Sharks are circling Palace - but it’s all part of the plan

Freedman’s success, and longevity, at Palace has not gone unnoticed at other clubs and there have been expressions of interest from rivals. For now, though, he appears wedded to the Palace project.

If there has been success with recruitment, identifying players and finding the right profile to improve Palace’s squad, there is still one question to be asked: how does that success translate into the next stage of this strategy — the selling process and reinvestment of funds for who comes next?

As yet, Freedman has been largely untested in this area. There was the sale of Aaron Wan-Bissaka to Manchester United for £50million in the summer of 2019, but that is the only major outgoing deal negotiated since his arrival. With Palace boasting so many highly prized young talents — clubs are already circling around Olise, among others — there are likely to come sooner rather than later.

Being able to offer a pathway to bigger and better clubs is fundamental to Palace’s model. It is one of the reasons they were able to attract players with the calibre of Guehi, Olise and Eberechi Eze in the first place: those kinds of players, not unreasonably, will see themselves as belonging on grander stages in due course.

Michael Olise

Michael Olise (Clive Rose via Getty Images)

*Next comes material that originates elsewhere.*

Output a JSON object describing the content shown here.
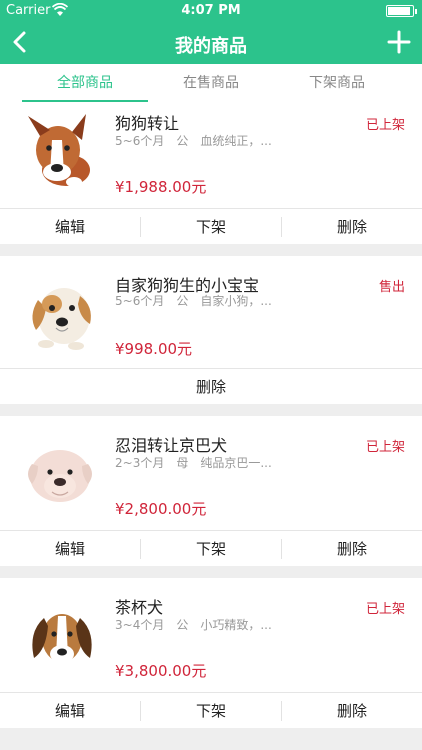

Freedman does not shrink from this potential disruption. He sees players moving ‘up’, ‘sideways’ (to clubs of a similar level as Palace) or signing new long-term deals at Selhurst Park as vindication for the recruitment department. That even applies to his own staff: one of the club’s scouts, Chris Jones, was appointed as Middlesbrough’s head of scouting last summer and left with Freedman’s blessing.

But being able to replace departing talents on a consistent basis is difficult: the examples of Leicester City and Southampton, both now in the Championship having previously been admired for their recruitment approach, are testament to that.

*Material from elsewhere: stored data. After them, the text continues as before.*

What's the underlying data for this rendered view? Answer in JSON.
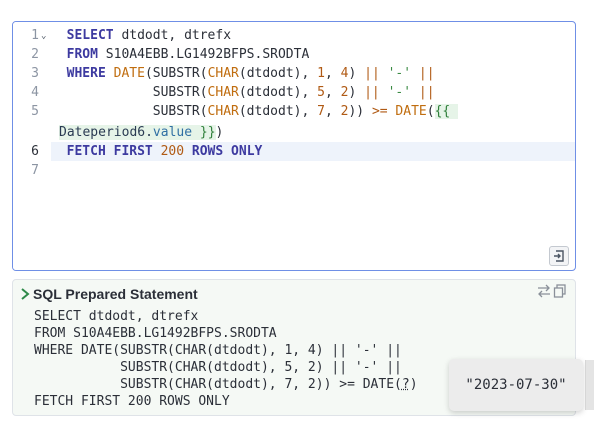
{
  "editor": {
    "line_numbers": [
      "1",
      "2",
      "3",
      "4",
      "5",
      "",
      "6",
      "7"
    ],
    "line1": {
      "kw": "SELECT",
      "rest": " dtdodt, dtrefx"
    },
    "line2": {
      "kw": "FROM",
      "rest": " S10A4EBB.LG1492BFPS.SRODTA"
    },
    "line3": {
      "kw": "WHERE",
      "fn1": "DATE",
      "t1": "(SUBSTR(",
      "fn2": "CHAR",
      "t2": "(dtdodt), ",
      "n1": "1",
      "t3": ", ",
      "n2": "4",
      "t4": ") ",
      "op": "||",
      "t5": " ",
      "str": "'-'",
      "t6": " ",
      "op2": "||"
    },
    "line4": {
      "t0": "SUBSTR(",
      "fn": "CHAR",
      "t1": "(dtdodt), ",
      "n1": "5",
      "t2": ", ",
      "n2": "2",
      "t3": ") ",
      "op": "||",
      "t4": " ",
      "str": "'-'",
      "t5": " ",
      "op2": "||"
    },
    "line5": {
      "t0": "SUBSTR(",
      "fn": "CHAR",
      "t1": "(dtdodt), ",
      "n1": "7",
      "t2": ", ",
      "n2": "2",
      "t3": ")) ",
      "op": ">=",
      "t4": " ",
      "fn2": "DATE",
      "t5": "(",
      "tmpl_open": "{{"
    },
    "line5b": {
      "var": "Dateperiod6",
      "dot": ".",
      "prop": "value",
      "sp": " ",
      "tmpl_close": "}}",
      "close": ")"
    },
    "line6": {
      "kw1": "FETCH",
      "kw2": "FIRST",
      "num": "200",
      "kw3": "ROWS",
      "kw4": "ONLY"
    }
  },
  "prepared": {
    "title": "SQL Prepared Statement",
    "lines": [
      "SELECT dtdodt, dtrefx",
      "FROM S10A4EBB.LG1492BFPS.SRODTA",
      "WHERE DATE(SUBSTR(CHAR(dtdodt), 1, 4) || '-' ||",
      "           SUBSTR(CHAR(dtdodt), 5, 2) || '-' ||",
      "           SUBSTR(CHAR(dtdodt), 7, 2)) >= DATE(",
      "FETCH FIRST 200 ROWS ONLY"
    ],
    "param_marker": "?",
    "line5_close": ")"
  },
  "tooltip": {
    "value": "\"2023-07-30\""
  },
  "colors": {
    "editor_border": "#6f8fe6",
    "keyword": "#3d3aa0",
    "function": "#c06d0f",
    "string": "#3a8a43",
    "template_bg": "#e6f4e8",
    "active_line": "#eef3fb"
  }
}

If there are to be true judgments cast on Freedman’s capabilities, then they will only be fully formed by upcoming transfer windows, where Palace’s young talent is certain to attract not just interest but formal approaches.

How that is handled will determine how his reputation is viewed. The reality, though, is that perceived success or failure is defined predominantly in the present. What has gone before will only be a footnote.